La conquista franca declinava, senza che l’impero avesse ripreso la sua vitalità e la sua unità. Il frazionamento politico delle terre dell’impero porta ad una dispersione dei centri di cultura, e al loro isolamento e disorientamento, dovuto al prevalere di influenze diverse. Poi, tra Oriente e Occidente, si inserì la minaccia turca. Indebolita, isolata, Bisanzio fu alla fine sommersa. Si iniziò allora (1453) per la Grecia continentale la lunga notte!

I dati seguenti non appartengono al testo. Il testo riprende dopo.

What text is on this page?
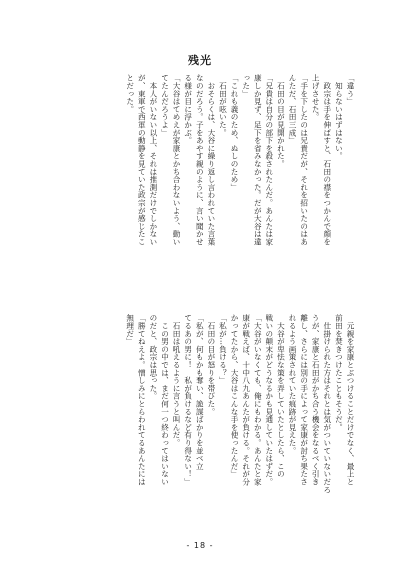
残光
「違う」
　知らないはずはない。
　政宗は手を伸ばすと、石田の襟をつかんで顔を
上げさせた。
「手を下したのは兄貴だが、それを招いたのはあ
んただ、石田三成」
　石田の目が見開かれた。
「兄貴は自分の部下を殺されたんだ。あんたは家
康しか見ず、足下を省みなかった。だが大谷は違
った」
「これも義のため、ぬしのため」
　石田が呟いた。
　おそらくは、大谷に繰り返し言われていた言葉
なのだろう。子をあやす親のように、言い聞かせ
る様が目に浮かぶ。
「大谷はてめえが家康とかち合わないよう、動い
てたんだろうよ」
　本人がいない以上、それは推測だけでしかない
が、東軍で西軍の動静を見ていた政宗が感じたこ
とだった。
　元親を家康とぶつけることだけでなく、最上と
前田を焚きつけたこともそうだ。
　仕掛けられた方はそれとは気がついていないだろ
うが、家康と石田がかち合う機会をなるべく引き
離し、さらには別の手によって家康が討ち果たさ
れるよう画策されていた痕跡が見えた。
　大谷が卑怯な策を弄していたとしたら、この
戦いの顛末がどうなるかも見通していたはずだ。
「大谷がいなくても、俺にもわかる。あんたと家
康が戦えば、十中八九あんたが負ける。それが分
かってたから、大谷はこんな手を使ったんだ」
「私が…負ける？」
　石田の目が怒りを帯びた。
「私が、何もかも奪い、詭謀ばかりを並べ立
てるあの男に！　私が負けるなど有り得ない！」
　石田は吼えるように言うと叫んだ。
　この男の中では、まだ何一つ終わってはいない
のだと、政宗は思った。
「勝てねえよ。憎しみにとらわれてるあんたには
無理だ」
- 18 -
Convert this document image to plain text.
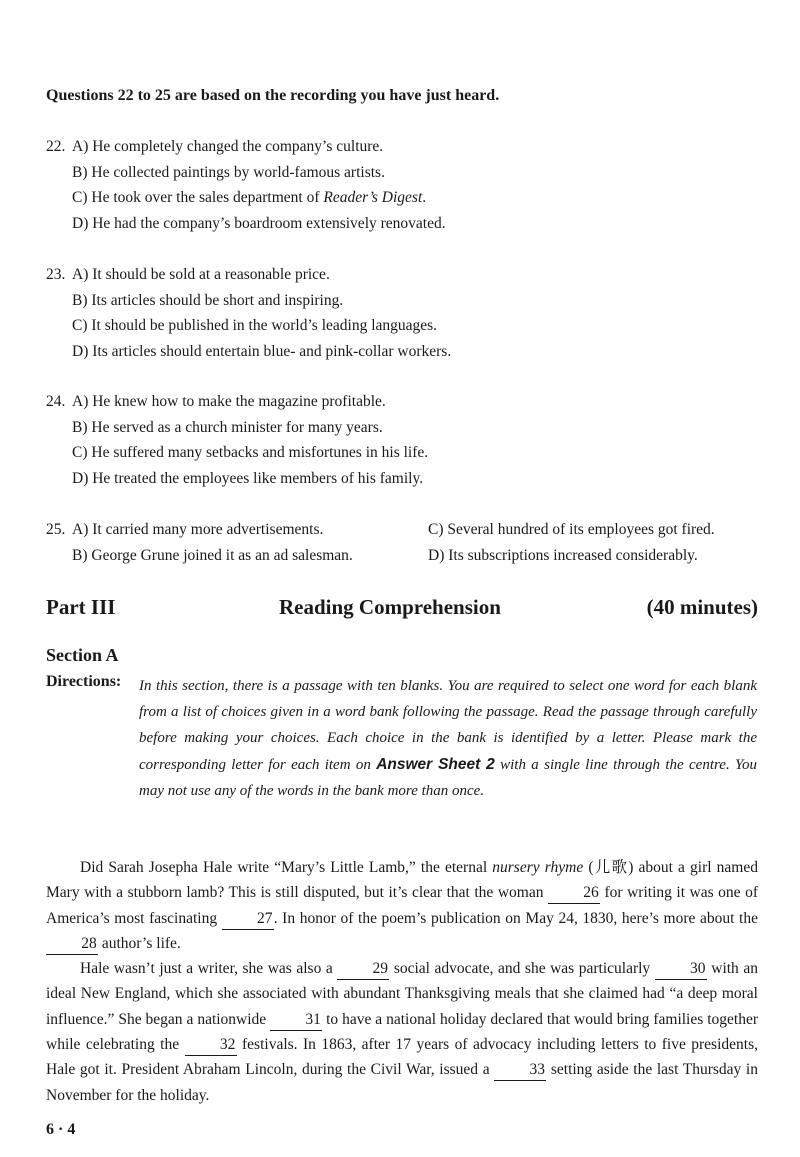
Questions 22 to 25 are based on the recording you have just heard.
22. A) He completely changed the company’s culture.
B) He collected paintings by world-famous artists.
C) He took over the sales department of Reader’s Digest.
D) He had the company’s boardroom extensively renovated.
23. A) It should be sold at a reasonable price.
B) Its articles should be short and inspiring.
C) It should be published in the world’s leading languages.
D) Its articles should entertain blue- and pink-collar workers.
24. A) He knew how to make the magazine profitable.
B) He served as a church minister for many years.
C) He suffered many setbacks and misfortunes in his life.
D) He treated the employees like members of his family.
25. A) It carried many more advertisements.	C) Several hundred of its employees got fired.
B) George Grune joined it as an ad salesman.	D) Its subscriptions increased considerably.
Part III	Reading Comprehension	(40 minutes)
Section A
Directions: In this section, there is a passage with ten blanks. You are required to select one word for each blank from a list of choices given in a word bank following the passage. Read the passage through carefully before making your choices. Each choice in the bank is identified by a letter. Please mark the corresponding letter for each item on Answer Sheet 2 with a single line through the centre. You may not use any of the words in the bank more than once.

Did Sarah Josepha Hale write “Mary’s Little Lamb,” the eternal nursery rhyme (儿歌) about a girl named Mary with a stubborn lamb? This is still disputed, but it’s clear that the woman 26 for writing it was one of America’s most fascinating 27. In honor of the poem’s publication on May 24, 1830, here’s more about the 28 author’s life.

Hale wasn’t just a writer, she was also a 29 social advocate, and she was particularly 30 with an ideal New England, which she associated with abundant Thanksgiving meals that she claimed had “a deep moral influence.” She began a nationwide 31 to have a national holiday declared that would bring families together while celebrating the 32 festivals. In 1863, after 17 years of advocacy including letters to five presidents, Hale got it. President Abraham Lincoln, during the Civil War, issued a 33 setting aside the last Thursday in November for the holiday.

6 · 4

La sottomissione politica all’Islam segnò per i greci e gli altri popoli balcanici, nell’economia l’avvilimento al più basso tenore di vita, nella cultura il livellamento al folklore. Non si trattava solo di vivere senza diritti politici in uno stato feudale e barbarico, ma di vedere accampati sul proprio suolo i dominatori, soggiacendo sempre in servitù al loro arbitrio e capriccio.
La Chiesa greca, custode di tutto il patrimonio spirituale della nazione, e riconosciuta dai sultani in questa funzione di rappresentante dei sudditi greci e di garante della loro fedeltà, era orientata verso il passato, ed era conservatrice non solo per la religione ma per la cultura. Il patriarcato rimane così, negli anni della turcocrazia, il faro nelle tenebre, l’unica guida spirituale della nazione greca, e il custode della tradizione bizantina.

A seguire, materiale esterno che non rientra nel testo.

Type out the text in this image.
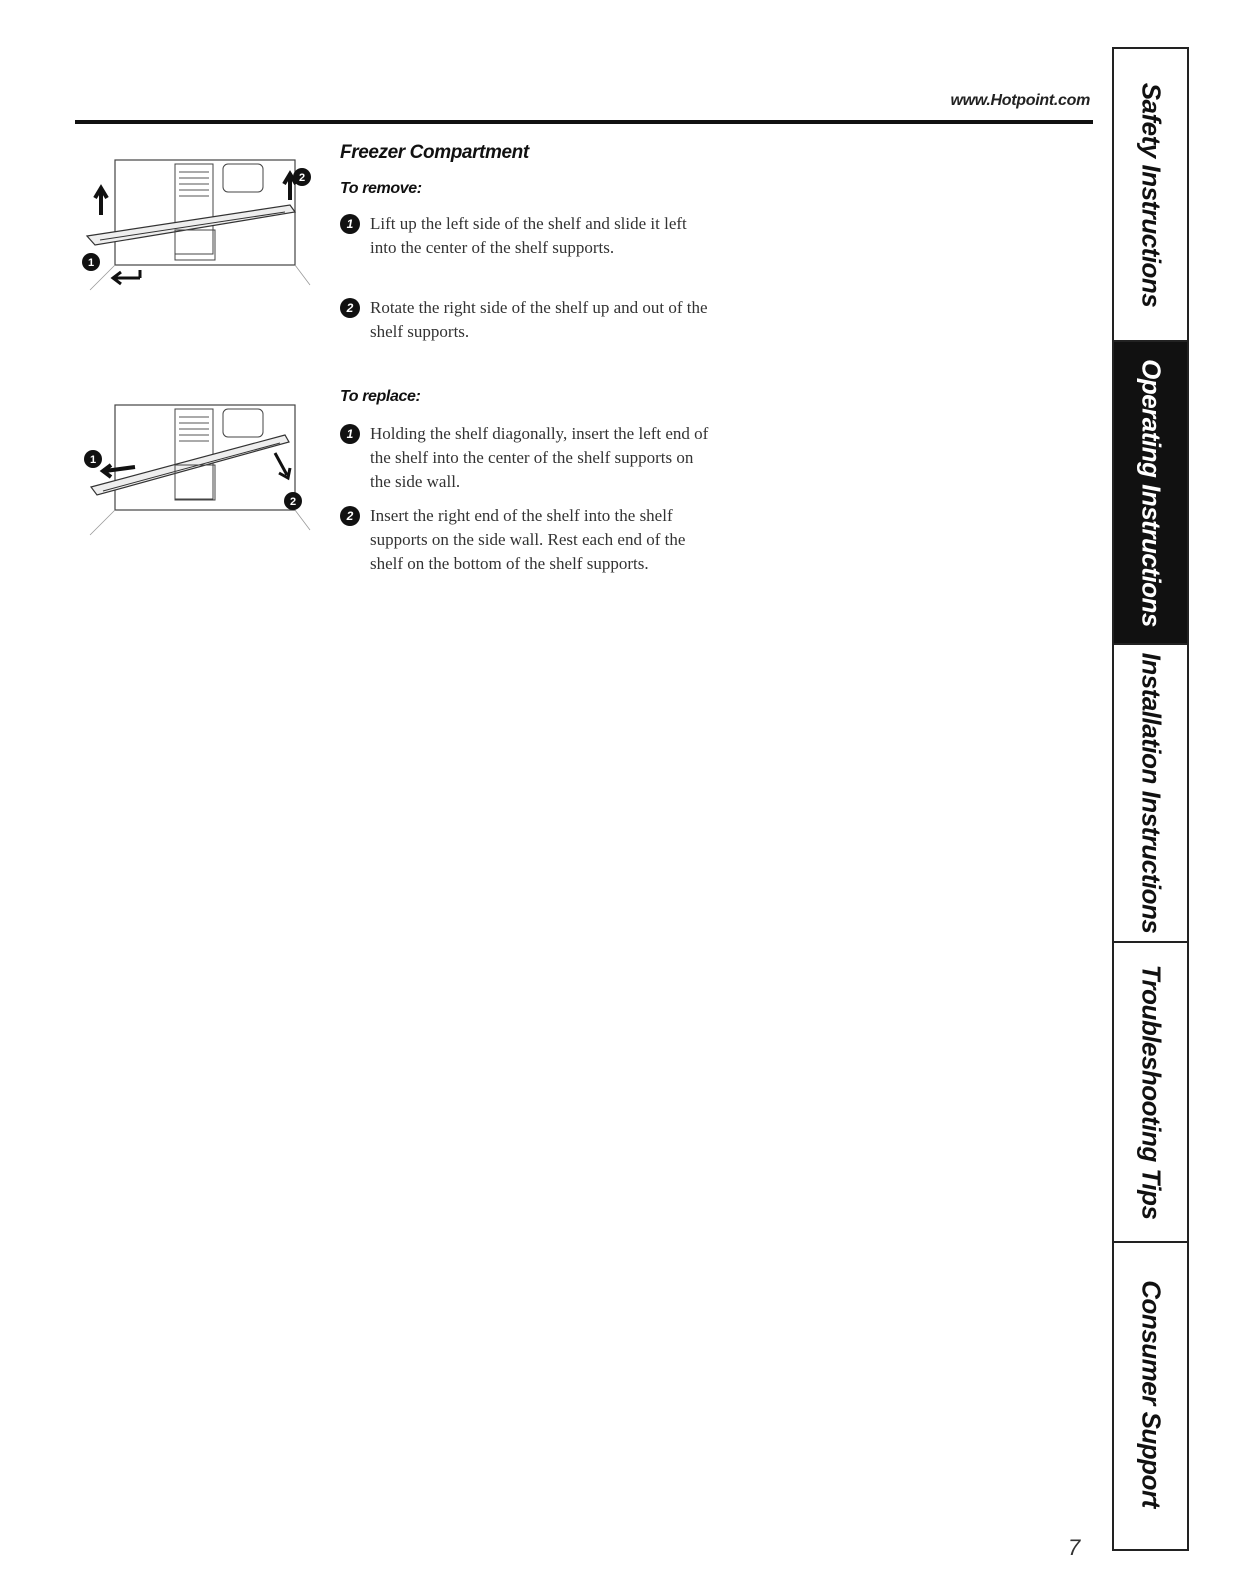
www.Hotpoint.com
1
2
1
2
Freezer Compartment
To remove:
1 Lift up the left side of the shelf and slide it left into the center of the shelf supports.
2 Rotate the right side of the shelf up and out of the shelf supports.
To replace:
1 Holding the shelf diagonally, insert the left end of the shelf into the center of the shelf supports on the side wall.
2 Insert the right end of the shelf into the shelf supports on the side wall. Rest each end of the shelf on the bottom of the shelf supports.
Safety Instructions
Operating Instructions
Installation Instructions
Troubleshooting Tips
Consumer Support
7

Perdurano gli influssi della cultura occidentale. Domina nell’Arcipelago, attraverso Venezia, l’influsso della cultura italiana.
L’opera più rappresentativa della cultura cretese, il poema dell’Erotocrito, è il frutto maturo di germi letterari seminati sul suolo greco negli anni della conquista latina. Si sono così aperte sin dalla metà del secolo XV, per il popolo greco, due strade, che sono anche due direzioni, due orientamenti spirituali.

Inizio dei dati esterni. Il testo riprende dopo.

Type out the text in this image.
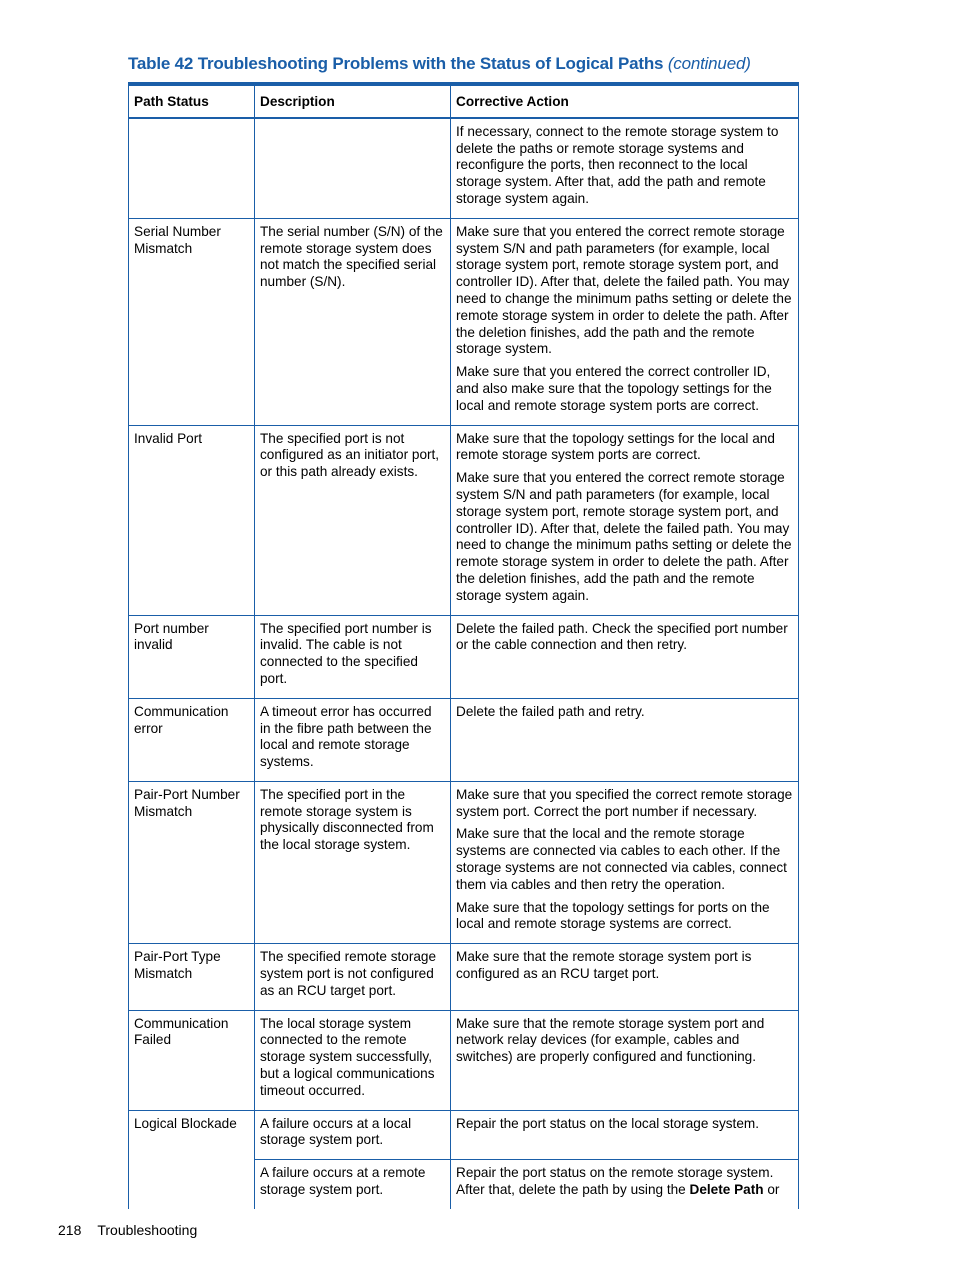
Table 42 Troubleshooting Problems with the Status of Logical Paths (continued)
Path Status	Description	Corrective Action

		If necessary, connect to the remote storage system to delete the paths or remote storage systems and reconfigure the ports, then reconnect to the local storage system. After that, add the path and remote storage system again.

Serial Number Mismatch	The serial number (S/N) of the remote storage system does not match the specified serial number (S/N).	Make sure that you entered the correct remote storage system S/N and path parameters (for example, local storage system port, remote storage system port, and controller ID). After that, delete the failed path. You may need to change the minimum paths setting or delete the remote storage system in order to delete the path. After the deletion finishes, add the path and the remote storage system.

Make sure that you entered the correct controller ID, and also make sure that the topology settings for the local and remote storage system ports are correct.

Invalid Port	The specified port is not configured as an initiator port, or this path already exists.	Make sure that the topology settings for the local and remote storage system ports are correct.

Make sure that you entered the correct remote storage system S/N and path parameters (for example, local storage system port, remote storage system port, and controller ID). After that, delete the failed path. You may need to change the minimum paths setting or delete the remote storage system in order to delete the path. After the deletion finishes, add the path and the remote storage system again.

Port number invalid	The specified port number is invalid. The cable is not connected to the specified port.	Delete the failed path. Check the specified port number or the cable connection and then retry.

Communication error	A timeout error has occurred in the fibre path between the local and remote storage systems.	Delete the failed path and retry.

Pair-Port Number Mismatch	The specified port in the remote storage system is physically disconnected from the local storage system.	Make sure that you specified the correct remote storage system port. Correct the port number if necessary.

Make sure that the local and the remote storage systems are connected via cables to each other. If the storage systems are not connected via cables, connect them via cables and then retry the operation.

Make sure that the topology settings for ports on the local and remote storage systems are correct.

Pair-Port Type Mismatch	The specified remote storage system port is not configured as an RCU target port.	Make sure that the remote storage system port is configured as an RCU target port.

Communication Failed	The local storage system connected to the remote storage system successfully, but a logical communications timeout occurred.	Make sure that the remote storage system port and network relay devices (for example, cables and switches) are properly configured and functioning.

Logical Blockade	A failure occurs at a local storage system port.	Repair the port status on the local storage system.

	A failure occurs at a remote storage system port.	Repair the port status on the remote storage system. After that, delete the path by using the Delete Path or

218 Troubleshooting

Tra i canti popolari neogreci di sicura origine bizantina, bisogna ricordare “La Canzone della Liojenniti”. La protagonista (la nata dal Sole o forse la nata nella luce o splendore) è una bellissima creatura, di alto rango, che vive sola in un fantastico palazzo.
Ma il popolo cantava anche, com’è naturale, per esprimere se stesso, per dare voce all’amore, agli affetti domestici, al ricordo e al rimpianto di cari scomparsi. Un manoscritto del British Museum, scritto intorno al 1450, e probabile copia di un manoscritto più antico, ci conserva poesie popolari d’amore di età bizantina. Un esempio è il “Compianto sulla caduta di Costantinopoli”, nel quale il popolo raccoglie l’eco del grande evento ed esprime la sua fede nell’avvenire.
Documento di una prosa popolare fresca e viva, da ascrivere allo scorcio del secolo XVI, si deve riconoscere nella anonima “Cronaca dei Sultani di Turchia”, della quale Giorgio Zoras ci ha fornito un’edizione critica integrale dal codice Barberini 111 della Biblioteca Vaticana. In un greco sgrammatico ma spontaneo e di singolare efficacia espressiva vi si narra la storia dei sultani turchi dal 1373 al 1513, da Murat I a Selim I. Manca però la fine e il codice rende difficile ogni congettura sull’ignoto autore che non è capace di scrivere secondo grammatica.
La conoscenza che egli mostra dell’italiano e del turco fanno pensare ad un suddito greco dei domini veneti dell’Arcipelago.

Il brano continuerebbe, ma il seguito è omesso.